Zoll durchsucht Bauernhof in Heilbronn wegen Lohnbetrugs und Ausbeutung
Karl-Friedrich WielochZoll durchsucht Bauernhof in Heilbronn wegen Lohnbetrugs und Ausbeutung
Durchsuchung eines Bauernhofs im Raum Heilbronn nach Beschwerden von Erntehelfern
Ein landwirtschaftlicher Betrieb im Kreis Heilbronn ist von Zollfahndern durchsucht worden, nachdem ausländische Saisonarbeiter eine Anzeige erstattet hatten. Im Fokus der Ermittlungen stehen der Verdacht auf Lohnvorenthaltung, Verstöße gegen den Mindestlohn sowie unzumutbare Wohnbedingungen für die Beschäftigten.

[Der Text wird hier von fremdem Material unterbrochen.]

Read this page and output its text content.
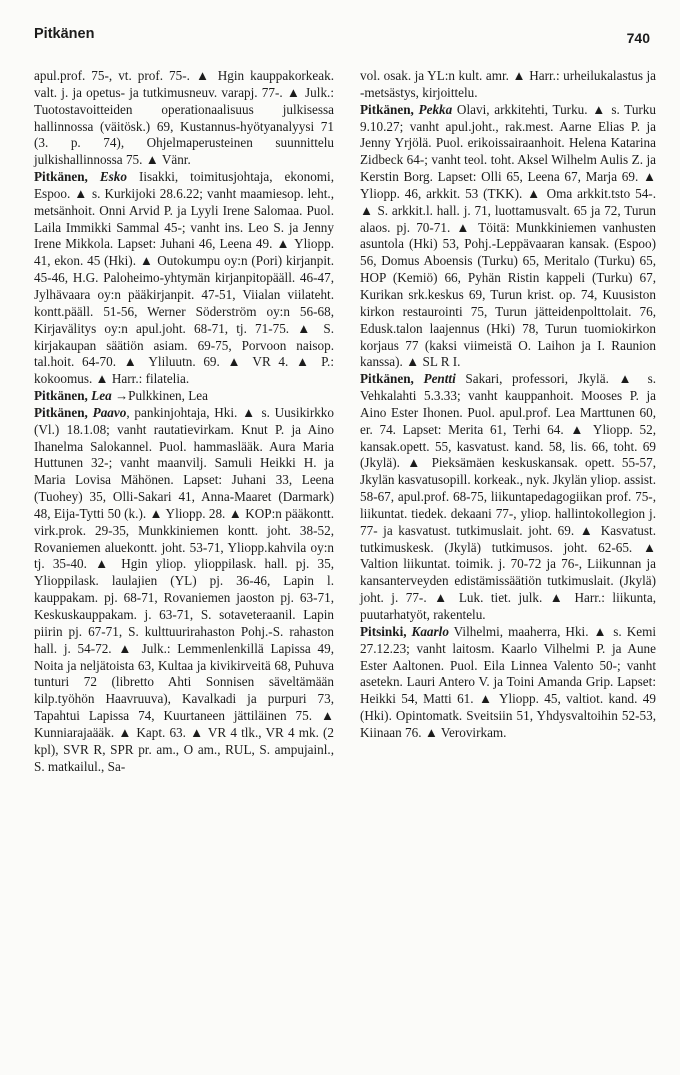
Pitkänen	740

apul.prof. 75-, vt. prof. 75-. ▲ Hgin kauppakorkeak. valt. j. ja opetus- ja tutkimusneuv. varapj. 77-. ▲ Julk.: Tuotostavoitteiden operationaalisuus julkisessa hallinnossa (väitösk.) 69, Kustannus-hyötyanalyysi 71 (3. p. 74), Ohjelmaperusteinen suunnittelu julkishallinnossa 75. ▲ Vänr.

Pitkänen, Esko Iisakki, toimitusjohtaja, ekonomi, Espoo. ▲ s. Kurkijoki 28.6.22; vanht maamiesop. leht., metsänhoit. Onni Arvid P. ja Lyyli Irene Salomaa. Puol. Laila Immikki Sammal 45-; vanht ins. Leo S. ja Jenny Irene Mikkola. Lapset: Juhani 46, Leena 49. ▲ Yliopp. 41, ekon. 45 (Hki). ▲ Outokumpu oy:n (Pori) kirjanpit. 45-46, H.G. Paloheimo-yhtymän kirjanpitopääll. 46-47, Jylhävaara oy:n pääkirjanpit. 47-51, Viialan viilateht. kontt.pääll. 51-56, Werner Söderström oy:n 56-68, Kirjavälitys oy:n apul.joht. 68-71, tj. 71-75. ▲ S. kirjakaupan säätiön asiam. 69-75, Porvoon naisop. tal.hoit. 64-70. ▲ Yliluutn. 69. ▲ VR 4. ▲ P.: kokoomus. ▲ Harr.: filatelia.

Pitkänen, Lea →Pulkkinen, Lea

Pitkänen, Paavo, pankinjohtaja, Hki. ▲ s. Uusikirkko (Vl.) 18.1.08; vanht rautatievirkam. Knut P. ja Aino Ihanelma Salokannel. Puol. hammaslääk. Aura Maria Huttunen 32-; vanht maanvilj. Samuli Heikki H. ja Maria Lovisa Mähönen. Lapset: Juhani 33, Leena (Tuohey) 35, Olli-Sakari 41, Anna-Maaret (Darmark) 48, Eija-Tytti 50 (k.). ▲ Yliopp. 28. ▲ KOP:n pääkontt. virk.prok. 29-35, Munkkiniemen kontt. joht. 38-52, Rovaniemen aluekontt. joht. 53-71, Yliopp.kahvila oy:n tj. 35-40. ▲ Hgin yliop. ylioppilask. hall. pj. 35, Ylioppilask. laulajien (YL) pj. 36-46, Lapin l. kauppakam. pj. 68-71, Rovaniemen jaoston pj. 63-71, Keskuskauppakam. j. 63-71, S. sotaveteraanil. Lapin piirin pj. 67-71, S. kulttuurirahaston Pohj.-S. rahaston hall. j. 54-72. ▲ Julk.: Lemmenlenkillä Lapissa 49, Noita ja neljätoista 63, Kultaa ja kivikirveitä 68, Puhuva tunturi 72 (libretto Ahti Sonnisen säveltämään kilp.työhön Haavruuva), Kavalkadi ja purpuri 73, Tapahtui Lapissa 74, Kuurtaneen jättiläinen 75. ▲ Kunniarajaääk. ▲ Kapt. 63. ▲ VR 4 tlk., VR 4 mk. (2 kpl), SVR R, SPR pr. am., O am., RUL, S. ampujainl., S. matkailul., Sa-

vol. osak. ja YL:n kult. amr. ▲ Harr.: urheilukalastus ja -metsästys, kirjoittelu.

Pitkänen, Pekka Olavi, arkkitehti, Turku. ▲ s. Turku 9.10.27; vanht apul.joht., rak.mest. Aarne Elias P. ja Jenny Yrjölä. Puol. erikoissairaanhoit. Helena Katarina Zidbeck 64-; vanht teol. toht. Aksel Wilhelm Aulis Z. ja Kerstin Borg. Lapset: Olli 65, Leena 67, Marja 69. ▲ Yliopp. 46, arkkit. 53 (TKK). ▲ Oma arkkit.tsto 54-. ▲ S. arkkit.l. hall. j. 71, luottamusvalt. 65 ja 72, Turun alaos. pj. 70-71. ▲ Töitä: Munkkiniemen vanhusten asuntola (Hki) 53, Pohj.-Leppävaaran kansak. (Espoo) 56, Domus Aboensis (Turku) 65, Meritalo (Turku) 65, HOP (Kemiö) 66, Pyhän Ristin kappeli (Turku) 67, Kurikan srk.keskus 69, Turun krist. op. 74, Kuusiston kirkon restaurointi 75, Turun jätteidenpolttolait. 76, Edusk.talon laajennus (Hki) 78, Turun tuomiokirkon korjaus 77 (kaksi viimeistä O. Laihon ja I. Raunion kanssa). ▲ SL R I.

Pitkänen, Pentti Sakari, professori, Jkylä. ▲ s. Vehkalahti 5.3.33; vanht kauppanhoit. Mooses P. ja Aino Ester Ihonen. Puol. apul.prof. Lea Marttunen 60, er. 74. Lapset: Merita 61, Terhi 64. ▲ Yliopp. 52, kansak.opett. 55, kasvatust. kand. 58, lis. 66, toht. 69 (Jkylä). ▲ Pieksämäen keskuskansak. opett. 55-57, Jkylän kasvatusopill. korkeak., nyk. Jkylän yliop. assist. 58-67, apul.prof. 68-75, liikuntapedagogiikan prof. 75-, liikuntat. tiedek. dekaani 77-, yliop. hallintokollegion j. 77- ja kasvatust. tutkimuslait. joht. 69. ▲ Kasvatust. tutkimuskesk. (Jkylä) tutkimusos. joht. 62-65. ▲ Valtion liikuntat. toimik. j. 70-72 ja 76-, Liikunnan ja kansanterveyden edistämissäätiön tutkimuslait. (Jkylä) joht. j. 77-. ▲ Luk. tiet. julk. ▲ Harr.: liikunta, puutarhatyöt, rakentelu.

Pitsinki, Kaarlo Vilhelmi, maaherra, Hki. ▲ s. Kemi 27.12.23; vanht laitosm. Kaarlo Vilhelmi P. ja Aune Ester Aaltonen. Puol. Eila Linnea Valento 50-; vanht asetekn. Lauri Antero V. ja Toini Amanda Grip. Lapset: Heikki 54, Matti 61. ▲ Yliopp. 45, valtiot. kand. 49 (Hki). Opintomatk. Sveitsiin 51, Yhdysvaltoihin 52-53, Kiinaan 76. ▲ Verovirkam.
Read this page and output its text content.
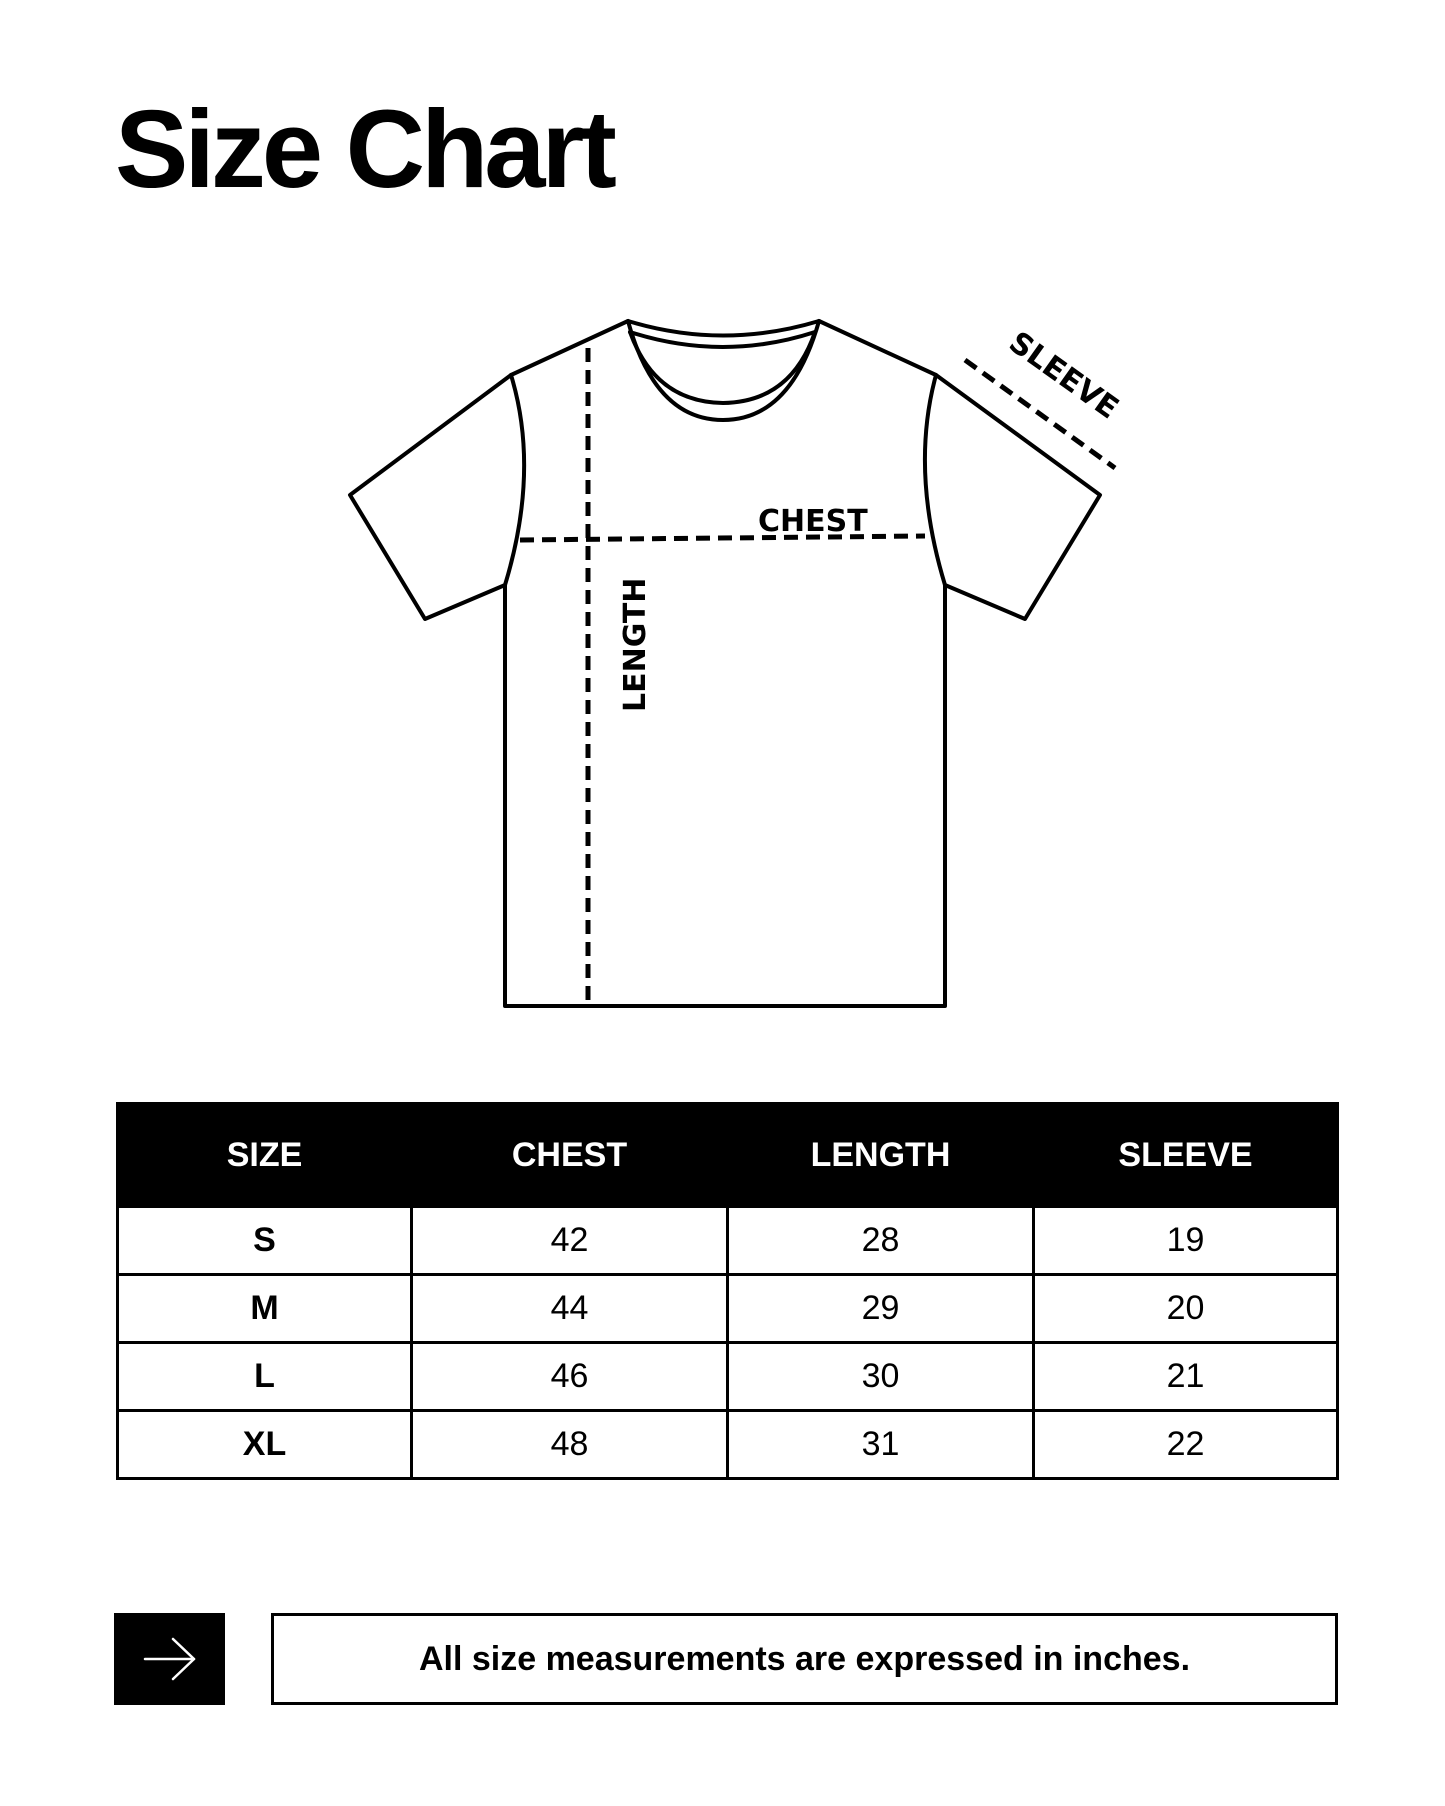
Size Chart
CHEST
LENGTH
SLEEVE
SIZE	CHEST	LENGTH	SLEEVE
S	42	28	19
M	44	29	20
L	46	30	21
XL	48	31	22
All size measurements are expressed in inches.
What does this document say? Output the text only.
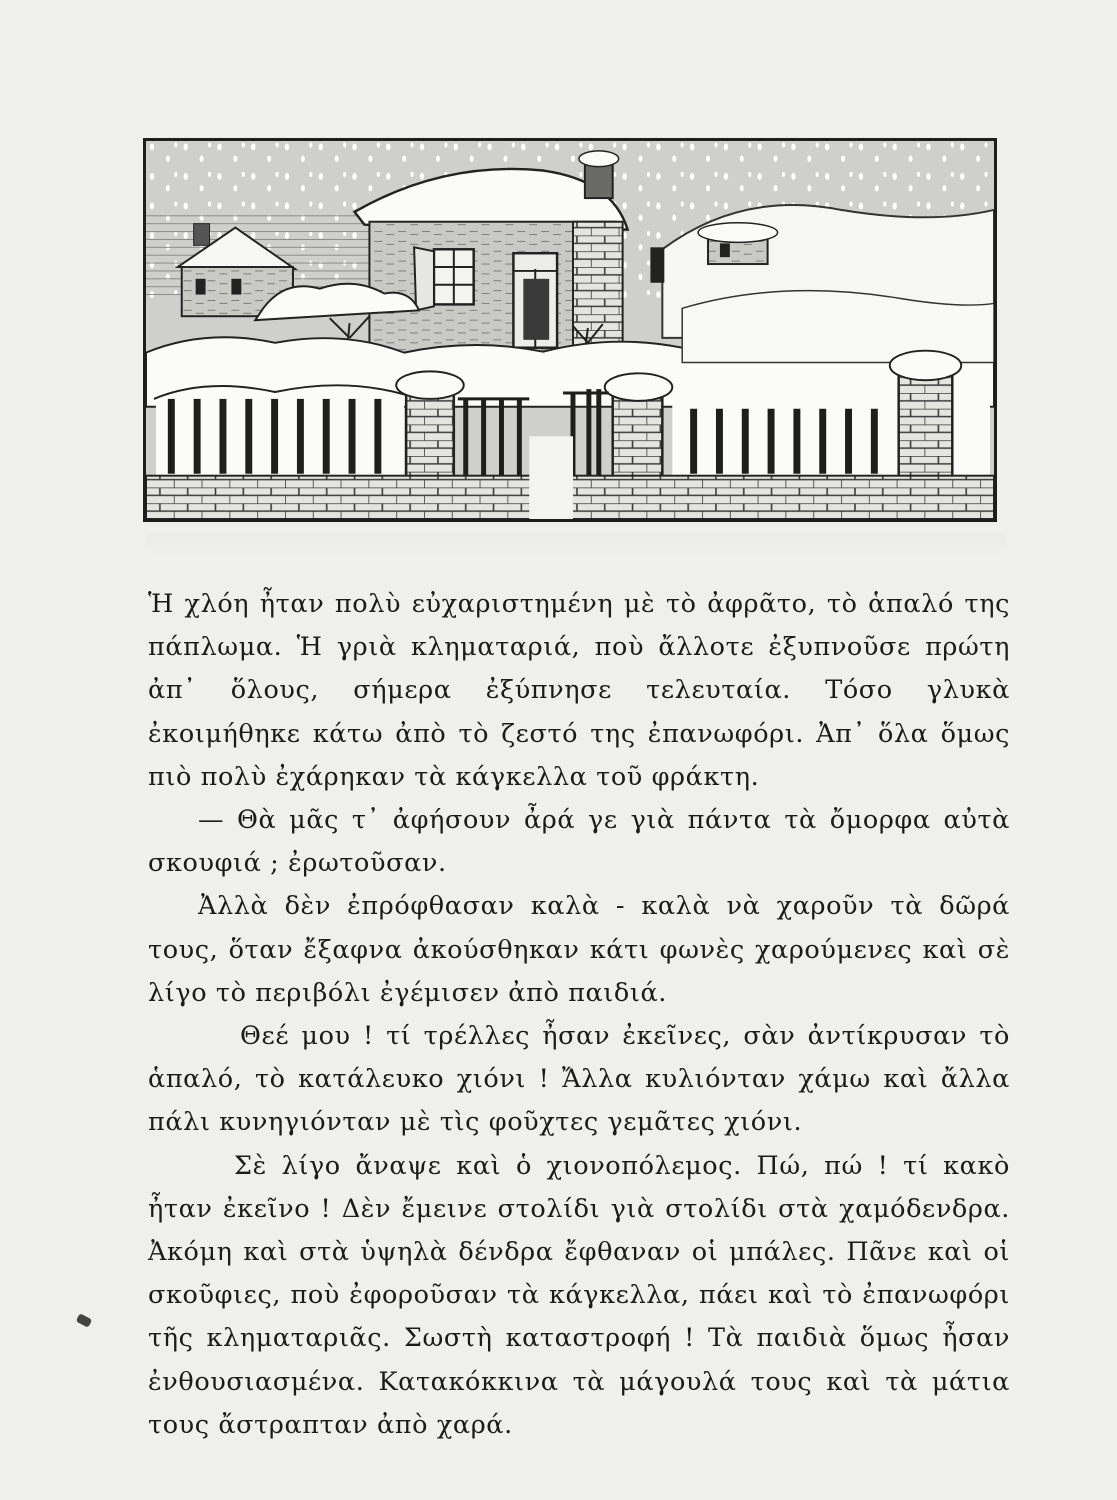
Ἡ χλόη ἦταν πολὺ εὐχαριστημένη μὲ τὸ ἀφρᾶτο, τὸ ἁπαλό της πάπλωμα. Ἡ γριὰ κληματαριά, ποὺ ἄλλοτε ἐξυπνοῦσε πρώτη ἀπ᾿ ὅλους, σήμερα ἐξύπνησε τελευταία. Τόσο γλυκὰ ἐκοιμήθηκε κάτω ἀπὸ τὸ ζεστό της ἐπανωφόρι. Ἀπ᾿ ὅλα ὅμως πιὸ πολὺ ἐχάρηκαν τὰ κάγκελλα τοῦ φράκτη.

— Θὰ μᾶς τ᾿ ἀφήσουν ἆρά γε γιὰ πάντα τὰ ὄμορφα αὐτὰ σκουφιά ; ἐρωτοῦσαν.

Ἀλλὰ δὲν ἐπρόφθασαν καλὰ - καλὰ νὰ χαροῦν τὰ δῶρά τους, ὅταν ἔξαφνα ἀκούσθηκαν κάτι φωνὲς χαρούμενες καὶ σὲ λίγο τὸ περιβόλι ἐγέμισεν ἀπὸ παιδιά.

Θεέ μου ! τί τρέλλες ἦσαν ἐκεῖνες, σὰν ἀντίκρυσαν τὸ ἁπαλό, τὸ κατάλευκο χιόνι ! Ἄλλα κυλιόνταν χάμω καὶ ἄλλα πάλι κυνηγιόνταν μὲ τὶς φοῦχτες γεμᾶτες χιόνι.

Σὲ λίγο ἄναψε καὶ ὁ χιονοπόλεμος. Πώ, πώ ! τί κακὸ ἦταν ἐκεῖνο ! Δὲν ἔμεινε στολίδι γιὰ στολίδι στὰ χαμόδενδρα. Ἀκόμη καὶ στὰ ὑψηλὰ δένδρα ἔφθαναν οἱ μπάλες. Πᾶνε καὶ οἱ σκοῦφιες, ποὺ ἐφοροῦσαν τὰ κάγκελλα, πάει καὶ τὸ ἐπανωφόρι τῆς κληματαριᾶς. Σωστὴ καταστροφή ! Τὰ παιδιὰ ὅμως ἦσαν ἐνθουσιασμένα. Κατακόκκινα τὰ μάγουλά τους καὶ τὰ μάτια τους ἄστραπταν ἀπὸ χαρά.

Bei der Durchsuchung wurden elf Arbeiter befragt, deren Aussagen die Vorwürfe unbezahlter Arbeit und mangelhafter Unterkünfte bestätigten. Auslöser für die Ermittlungen waren Hinweise der Arbeiter auf ausstehende Löhne und menschenunwürdige Lebensumstände. Die Behörden gingen konkreten Vorwürfen zu Lohnpfändungen, Mindestlohnverstößen und der Ausbeutung ausländischer Arbeitskräfte nach.
Während der Durchsuchung stellten die Beamten fest, dass der Stundenlohn deutlich unter den gesetzlichen Vorgaben lag. Dies wirft Fragen zu nicht abgeführten Sozialabgaben und systematischer Unterbezahlung auf. Zudem wurden die Heilbronner Behörden für Arbeitsschutz und Bauaufsicht hinzugezogen, nachdem die Prüfer unsichere Unterkünfte entdeckt hatten.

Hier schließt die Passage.